Social networking sites are taking over our lives and becoming a nearly ubiquitous part of our everyday lives. And while they offer great ways to keep up with friends and family or rally for our favorite genre shows, we do have to remember that things we post on-line can come back to haunt us minutes, hours, days or weeks later.
Philadelphia-based Associated Press reporter Richard Richtmyer learned that lesson the hard way this week when he was reprimanded and had a written-reprimand placed in his file for comments has made about his company on his Facebook page.
“It seems like the ones who orchestrated the whole mess should be losing their jobs or getting pushed into smaller quarters,” Richtmyer wrote on May 28. “But they aren’t.”

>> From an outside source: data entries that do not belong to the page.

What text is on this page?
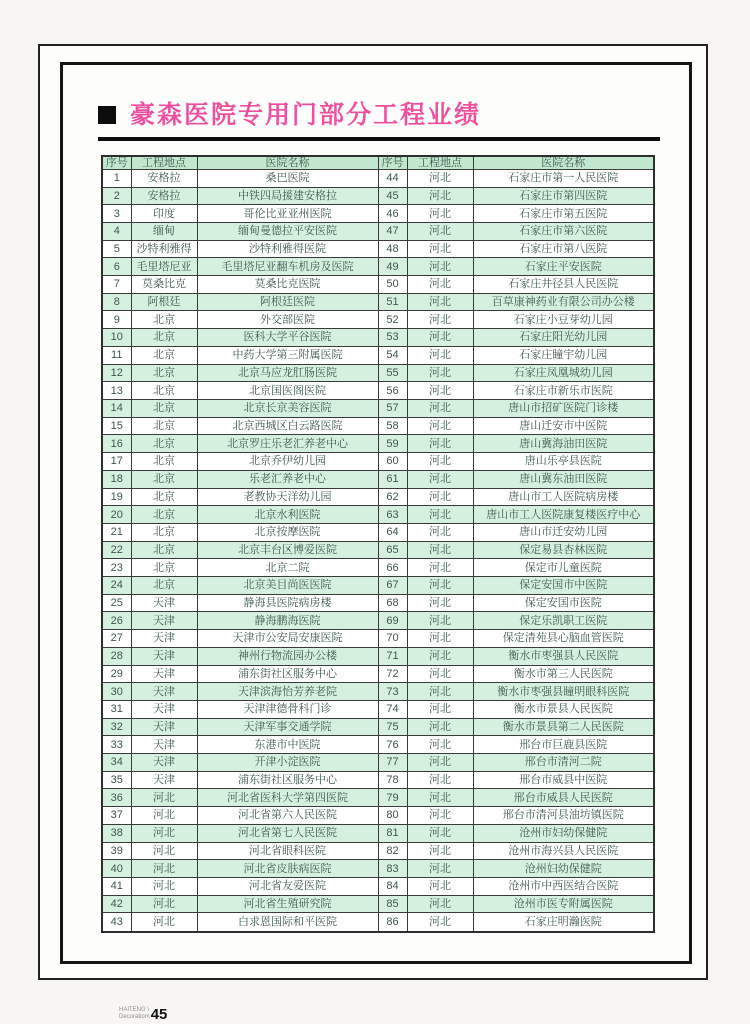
豪森医院专用门部分工程业绩
序号	工程地点	医院名称	序号	工程地点	医院名称
1	安格拉	桑巴医院	44	河北	石家庄市第一人民医院
2	安格拉	中铁四局援建安格拉	45	河北	石家庄市第四医院
3	印度	哥伦比亚亚州医院	46	河北	石家庄市第五医院
4	缅甸	缅甸曼德拉平安医院	47	河北	石家庄市第六医院
5	沙特利雅得	沙特利雅得医院	48	河北	石家庄市第八医院
6	毛里塔尼亚	毛里塔尼亚翻车机房及医院	49	河北	石家庄平安医院
7	莫桑比克	莫桑比克医院	50	河北	石家庄井径县人民医院
8	阿根廷	阿根廷医院	51	河北	百草康神药业有限公司办公楼
9	北京	外交部医院	52	河北	石家庄小豆芽幼儿园
10	北京	医科大学平谷医院	53	河北	石家庄阳光幼儿园
11	北京	中药大学第三附属医院	54	河北	石家庄瞳宇幼儿园
12	北京	北京马应龙肛肠医院	55	河北	石家庄凤凰城幼儿园
13	北京	北京国医阁医院	56	河北	石家庄市新乐市医院
14	北京	北京长京美容医院	57	河北	唐山市招矿医院门诊楼
15	北京	北京西城区白云路医院	58	河北	唐山迁安市中医院
16	北京	北京罗庄乐老汇养老中心	59	河北	唐山冀海油田医院
17	北京	北京乔伊幼儿园	60	河北	唐山乐亭县医院
18	北京	乐老汇养老中心	61	河北	唐山冀东油田医院
19	北京	老教协天洋幼儿园	62	河北	唐山市工人医院病房楼
20	北京	北京水利医院	63	河北	唐山市工人医院康复楼医疗中心
21	北京	北京按摩医院	64	河北	唐山市迁安幼儿园
22	北京	北京丰台区博爱医院	65	河北	保定易县杏林医院
23	北京	北京二院	66	河北	保定市儿童医院
24	北京	北京美目尚医医院	67	河北	保定安国市中医院
25	天津	静海县医院病房楼	68	河北	保定安国市医院
26	天津	静海鹏海医院	69	河北	保定乐凯职工医院
27	天津	天津市公安局安康医院	70	河北	保定清苑县心脑血管医院
28	天津	神州行物流园办公楼	71	河北	衡水市枣强县人民医院
29	天津	浦东街社区服务中心	72	河北	衡水市第三人民医院
30	天津	天津滨海怡芳养老院	73	河北	衡水市枣强县瞳明眼科医院
31	天津	天津津德骨科门诊	74	河北	衡水市景县人民医院
32	天津	天津军事交通学院	75	河北	衡水市景县第二人民医院
33	天津	东港市中医院	76	河北	邢台市巨鹿县医院
34	天津	开津小淀医院	77	河北	邢台市清河二院
35	天津	浦东街社区服务中心	78	河北	邢台市威县中医院
36	河北	河北省医科大学第四医院	79	河北	邢台市威县人民医院
37	河北	河北省第六人民医院	80	河北	邢台市清河县油坊镇医院
38	河北	河北省第七人民医院	81	河北	沧州市妇幼保健院
39	河北	河北省眼科医院	82	河北	沧州市海兴县人民医院
40	河北	河北省皮肤病医院	83	河北	沧州妇幼保健院
41	河北	河北省友爱医院	84	河北	沧州市中西医结合医院
42	河北	河北省生殖研究院	85	河北	沧州市医专附属医院
43	河北	白求恩国际和平医院	86	河北	石家庄明瀚医院
HAITENG \
Decoration\ 45
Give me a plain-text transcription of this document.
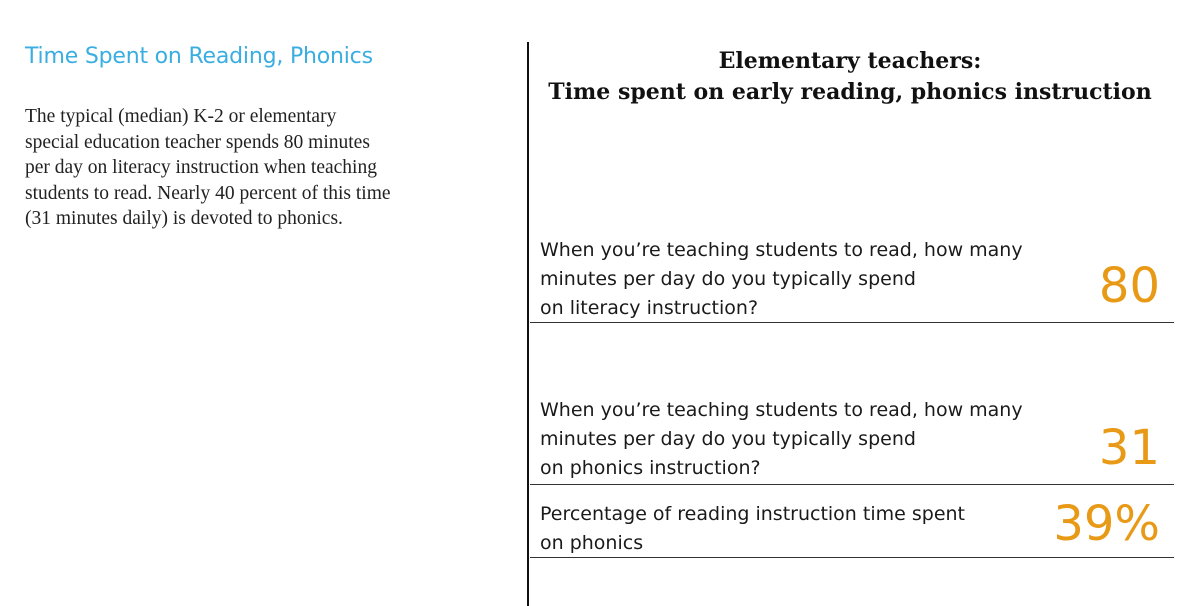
Time Spent on Reading, Phonics

The typical (median) K-2 or elementary

special education teacher spends 80 minutes

per day on literacy instruction when teaching

students to read. Nearly 40 percent of this time

(31 minutes daily) is devoted to phonics.

Elementary teachers:
Time spent on early reading, phonics instruction
When you’re teaching students to read, how many
minutes per day do you typically spend
on literacy instruction?	80
When you’re teaching students to read, how many
minutes per day do you typically spend
on phonics instruction?	31
Percentage of reading instruction time spent
on phonics	39%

McClatchy, like many papers across the United States and the world is a member of the AP’s newsgathering cooperative. Had the comment been uttered in real life, it likely would have dissipated into the rank air of a Philly journo bar. But Richtmyer had some 51 AP colleagues as Facebook friends, some of them higher up in the AP food chain. One turned out to be a “mole” — Richtmyer’s description — and the reporter was given a firm talking-to by AP management, who put a reprimand letter in his employment file.
The lesson here is two-fold. One is to be careful what you say and the other is to be careful of who you add as a friend.
According to Wired, the News Media Guild, a union of reporters, is protesting the reprimand and asking for some clarification on the rules for using social networking sites by the AP.
“We have seen about six Facebook problems over the last two months, with employees — maybe managers you have as friends — reporting potential issues to management,” union guild chief Kevin Keane wrote in a memo to union members last week. “You must be careful who you allow on as friends.”
The News Media Guild, which represents about 1,000 AP reporters around the U.S., is crying foul, suggesting that the AP’s ethics policy is a blunt instrument when it comes to semipublic internet spaces like Facebook, where default privacy settings make comments like Richtmyer’s available only to a small circle of friends. The union is asking the AP to fine-tune its policy, and to reverse Richtmyer’s reprimand.
Paul Colford, a spokesman for New York-based AP, declined in an e-mail to address Richtmyer’s case. But he said that “guidance offered to AP staff is that participation on Twitter and Facebook must conform with AP’s News Values and Principles.” That ethics policy says writers “must be mindful that opinions they express may damage the AP’s reputation as an unbiased source of news. They must refrain from declaring their views on contentious public issues in any public forum.”
D. C. says
What was “the mess” that they were orchestrating?